South Africa had missed the International Communications Union’s mid-2015 deadline to complete the switch from analogue to digital terrestrial television (DTT). Over the years this project has been riddled with delays, ministers reshuffled and financial controversies.
On Tuesday, the department briefed the parliamentary portfolio committee on communications regarding its progress.
Director general Nonkqubela Jordaan said the big cities in all nine provinces would be the last to get the switch and receive spectrum boxes.
“For example, in the Free State, Bloemfontein will be the last to get done. Because it has many house numbers, we will do it at a later stage. This is how we will do it in all nine provinces. Places like Port Elizabeth, Durban, Cape Town and Johannesburg will all be the last to get the spectrum boxes,” said Jordaan.
“Demand is being created through the hard switch-off approach and concerted marketing and awareness. An aggressive but controlled hard switchover process is currently being implemented in provincial phases. We are also having continuous engagement with the local electronics manufacturing sector to trigger market availability of affordable decoders. We want to ensure the skilling of local installers as well, so that they will be able to assist quickly in their communities.”

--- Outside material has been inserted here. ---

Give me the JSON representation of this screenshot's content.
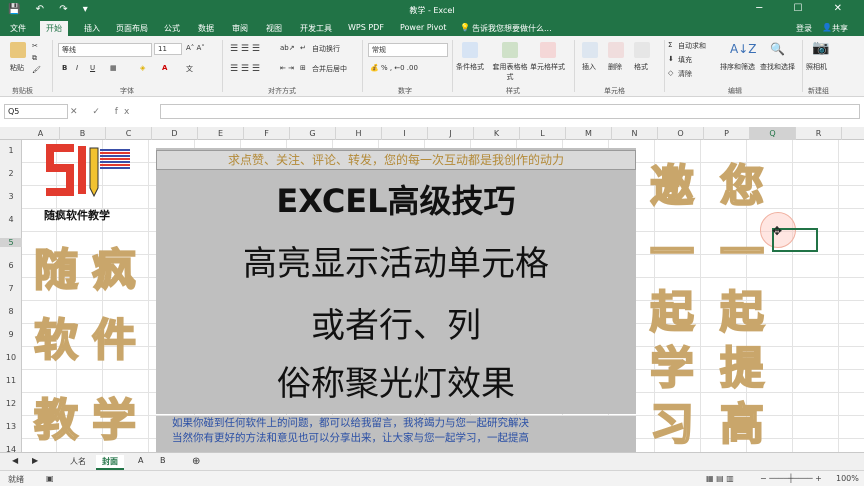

Committee member Phumzile van Damme said she is not convinced that the department would meet its targets. “I still really need to be convinced, I do not think the targets and timelines the president announced will be met. The department has, over the years, failed and had struggles with this digital migration.”
Deputy minister for communications Pinky Kekana admitted there had been delays with the digital migration process, but this time the department is determined to finish it by March next year.
“The March 2022 timeline has to be met; the onus is upon us to make sure this happens. Championing this project will also assist the struggling SABC. They will be able to offer multiple more channels, and create revenue to address some of their problems”, she said.